Create a Starting Point
If you’ve read the first part of this series you know that Step 1 in getting to a Farm Master Plan is to create a wish list of all the things you want. Step 1 is the time to bring back your inner child and pretend you are writing a list for Farm-Santa. So if you missed it, check it out here, Wish Big.
So now you have your ultimate, can’t wait for Christmas morning, Farm-Santa is coming, wish list. What do you do with it? How do you translate those big dreams to actionable steps? Well, hold that thought, save your list and get ready for steps 2 and 3.
In a perfect world, on my picture-perfect farm, our master plan might look something like this:
Can you see it?
A barn and a barnyard just the right distance behind the house, 5 mostly equal pastures all with the perfect shade tree that all have access to the barn. A long drive winding up between the flower garden and orchard and the house centered on a beautiful lawn overlooking pastures, orchards and gardens. Perfect!

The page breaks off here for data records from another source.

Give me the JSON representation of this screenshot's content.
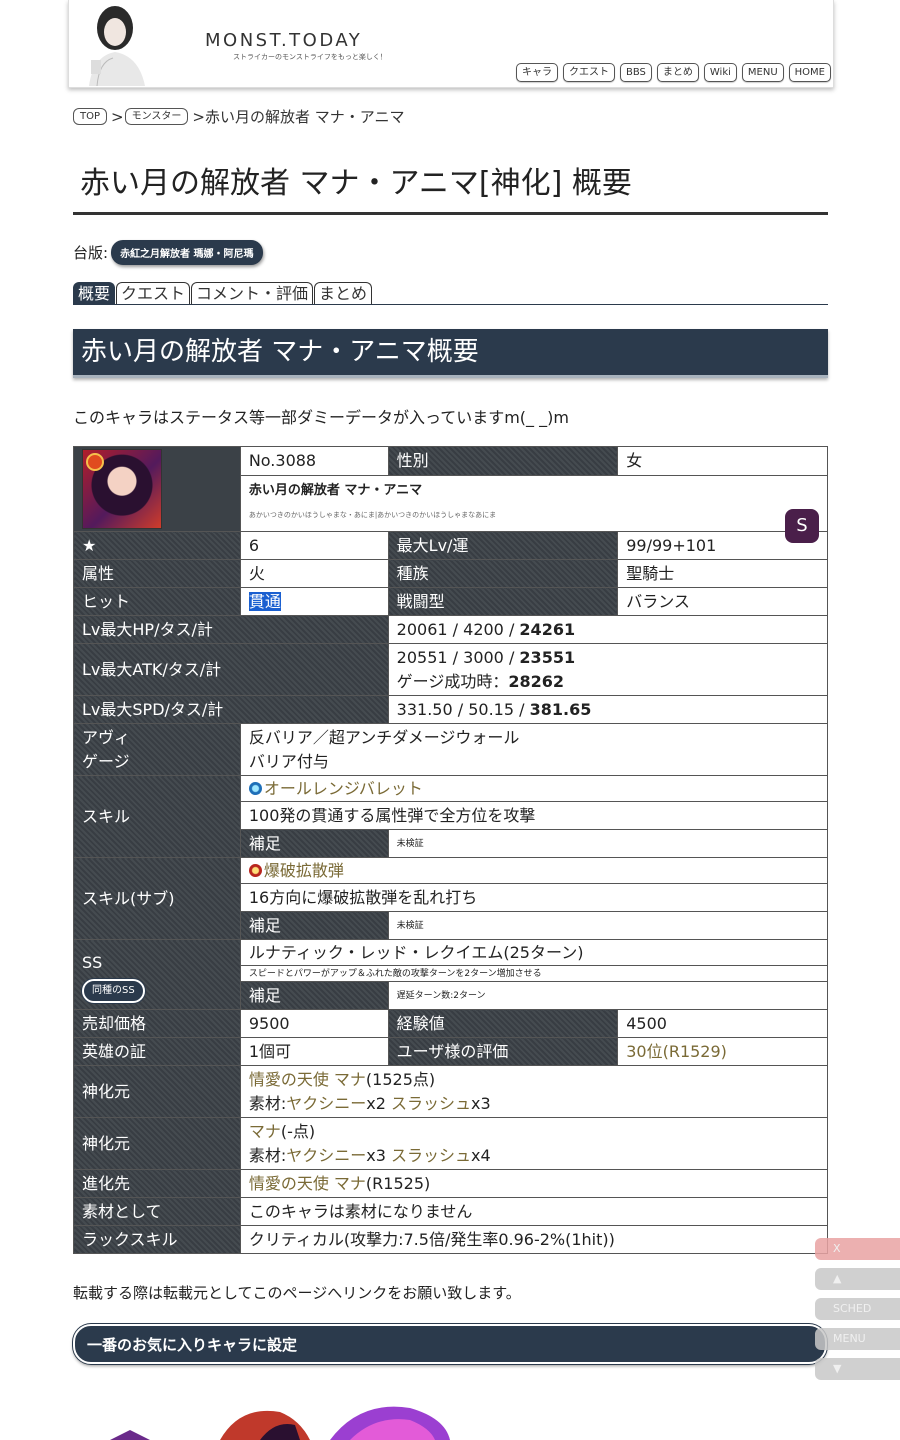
{
  "header": {
    "logo": "MONST.TODAY",
    "tagline": "ストライカーのモンストライフをもっと楽しく！",
    "nav": [
      "キャラ",
      "クエスト",
      "BBS",
      "まとめ",
      "Wiki",
      "MENU",
      "HOME"
    ]
  },
  "breadcrumb": {
    "top": "TOP",
    "sep": ">",
    "monster": "モンスター",
    "current": ">赤い月の解放者 マナ・アニマ"
  },
  "page_title": "赤い月の解放者 マナ・アニマ[神化] 概要",
  "source": {
    "label": "台版:",
    "badge": "赤紅之月解放者 瑪娜・阿尼瑪"
  },
  "tabs": [
    "概要",
    "クエスト",
    "コメント・評価",
    "まとめ"
  ],
  "section_title": "赤い月の解放者 マナ・アニマ概要",
  "notice": "このキャラはステータス等一部ダミーデータが入っていますm(_ _)m",
  "char": {
    "no": "No.3088",
    "gender_label": "性別",
    "gender": "女",
    "name": "赤い月の解放者 マナ・アニマ",
    "reading": "あかいつきのかいほうしゃまな・あにま|あかいつきのかいほうしゃまなあにま",
    "rank_badge": "S",
    "star_label": "★",
    "star": "6",
    "maxlv_label": "最大Lv/運",
    "maxlv": "99/99+101",
    "attr_label": "属性",
    "attr": "火",
    "tribe_label": "種族",
    "tribe": "聖騎士",
    "hit_label": "ヒット",
    "hit": "貫通",
    "battle_label": "戦闘型",
    "battle": "バランス",
    "hp_label": "Lv最大HP/タス/計",
    "hp_base": "20061 / 4200 / ",
    "hp_total": "24261",
    "atk_label": "Lv最大ATK/タス/計",
    "atk_base": "20551 / 3000 / ",
    "atk_total": "23551",
    "atk_gauge_label": "ゲージ成功時：",
    "atk_gauge": "28262",
    "spd_label": "Lv最大SPD/タス/計",
    "spd_base": "331.50 / 50.15 / ",
    "spd_total": "381.65",
    "ability_label_1": "アヴィ",
    "ability_label_2": "ゲージ",
    "ability_1": "反バリア／超アンチダメージウォール",
    "ability_2": "バリア付与",
    "skill_label": "スキル",
    "skill_name": "オールレンジバレット",
    "skill_desc": "100発の貫通する属性弾で全方位を攻撃",
    "supp_label": "補足",
    "skill_supp": "未検証",
    "subskill_label": "スキル(サブ)",
    "subskill_name": "爆破拡散弾",
    "subskill_desc": "16方向に爆破拡散弾を乱れ打ち",
    "subskill_supp": "未検証",
    "ss_label": "SS",
    "ss_button": "同種のSS",
    "ss_name": "ルナティック・レッド・レクイエム(25ターン)",
    "ss_desc": "スピードとパワーがアップ＆ふれた敵の攻撃ターンを2ターン増加させる",
    "ss_supp": "遅延ターン数:2ターン",
    "sell_label": "売却価格",
    "sell": "9500",
    "exp_label": "経験値",
    "exp": "4500",
    "hero_label": "英雄の証",
    "hero": "1個可",
    "rating_label": "ユーザ様の評価",
    "rating": "30位(R1529)",
    "origin_label": "神化元",
    "origin1_name": "情愛の天使 マナ",
    "origin1_pts": "(1525点)",
    "origin1_mat_label": "素材:",
    "origin1_mat1": "ヤクシニー",
    "origin1_mat1_qty": "x2 ",
    "origin1_mat2": "スラッシュ",
    "origin1_mat2_qty": "x3",
    "origin2_name": "マナ",
    "origin2_pts": "(-点)",
    "origin2_mat1": "ヤクシニー",
    "origin2_mat1_qty": "x3 ",
    "origin2_mat2": "スラッシュ",
    "origin2_mat2_qty": "x4",
    "evolve_label": "進化先",
    "evolve_name": "情愛の天使 マナ",
    "evolve_r": "(R1525)",
    "material_label": "素材として",
    "material": "このキャラは素材になりません",
    "luck_label": "ラックスキル",
    "luck": "クリティカル(攻撃力:7.5倍/発生率0.96-2%(1hit))"
  },
  "footnote": "転載する際は転載元としてこのページへリンクをお願い致します。",
  "fav_button": "一番のお気に入りキャラに設定",
  "side_buttons": [
    "X",
    "▲",
    "SCHED",
    "MENU",
    "▼"
  ]
}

I see these diagrams a lot in social media and ya’ll they really create a struggle for me. I love them. I love how perfectly organized and symmetrical they all look. But they frustrate me, because how often does this really happen? Sure, I want this ideal, don’t we all? But the reality is that most of us have farms that aren’t picture perfect. Our farms aren’t square, rectangular or even a perfect circle. They may have difficult slopes, bad soils, horrible neighbors, or prevailing winds. Most of our farms grow more organically, maybe the barn came first or perhaps you started with an acre and created a wonderful goat area that you really need to keep even though it’s where the garden should be in the picture-perfect farm. In the real world, most of us make do with what we have until we can make or afford better.
This picture perfect farm is great as an ideal.
But for me, and I’m guessing for most of you, it is too simple and easy a diagram to be particularly useful. Trying to use it as a reference point for my farm was a lot like trying to fit a square peg into an amoeba shaped hole. So, let’s talk about our farm reality and the steps I took to better understand our land and how I could integrate my wish list with the property I actually had. I hope it helps you with your own farm plan struggles.
Step 2 Understand your property.
I’m not talking about putting your ear to the ground and communing, although if it helps go for it. But understand what you have on your property.
Is there rough terrain through a portion of it that limits that area’s usefulness? Maybe there is one area that is nothing but rock or red clay. Maybe you have a pond or low area that you need to work around. What about existing structures? The point is, go out and walk or ride your property. Make a list of the trouble spots, take photographs, understand what direction your prevailing winds come from.
Do not skip this step. There is no point planning a ten-acre farm only to find that just half of it will work for your intended purpose. If you are living in a zoned area or within city limits, check your local ordinances. Make sure you can raise rabbits or chickens or whatever and understand what your setbacks and height requirements are.
Step 3 Map it out.
Have you ever used Google Earth?
Seriously, it’s awesome. Go download it and try it, you’ll be zooming all over the world. The human kid loves to use it to look at things like the pyramids of Egypt and her Pawpaw’s house. Once you finish your mini-vacation around the world go back to your property and zoom in. Yep, that is satellite aerial photography of your property. You can print that image to a PDF or on paper, whichever you prefer, and it is completely free. This is an amazing tool so take advantage of it.
Now take all those notes from step 2 and start drawing them on your map.
Don’t try to make it look pretty. This is a tool to help you see graphically what you already understand about your property. Don’t worry too much about scale. Just use a structure or property line that you know the measure of to scale the other items you sketch in. For example, if you know that one section of your existing fence is 30’ long in real world scale, you can divide the fence in the aerial into thirds and you know the approximate length of a 10’ section.
Why are we mapping out our property? Two reasons really.
- Because this is going to be a great reference for our next step. When you are working on steps 4 and 5 you won’t have to run back out to the back forty or find the municipal chicken code online to double-check yourself. You will have all your notes and a bird’s eye view of your property right at your fingertips.
- And because when you write it all down you really start to understand exactly what you have to work with. In order to write it down you have to think it through. Patterns and flows that you may only ever be subconsciously aware of become clear. For instance, we use the front gate into our pasture multiple times a day. I stack buckets there, park the wheel barrow, leave the water hose unrolled. You get the picture, it’s a mess. But as I mapped out the farm I noted that gate as the visitor entry. And it is. I just don’t normally think about it as the place visitors spend most of their time. Writing it down forced me to realize that my messy everyday work gate was also the main entry to the pasture for everyone that came to visit and it definitely wasn’t making a great first impression.
Maybe an attractive entry isn’t important to you but by mapping out your notes you may find that some simple shifts in your everyday work flow or a reconfigure of a pasture area could really save you time, labor and money.
So get out there and start understanding your land.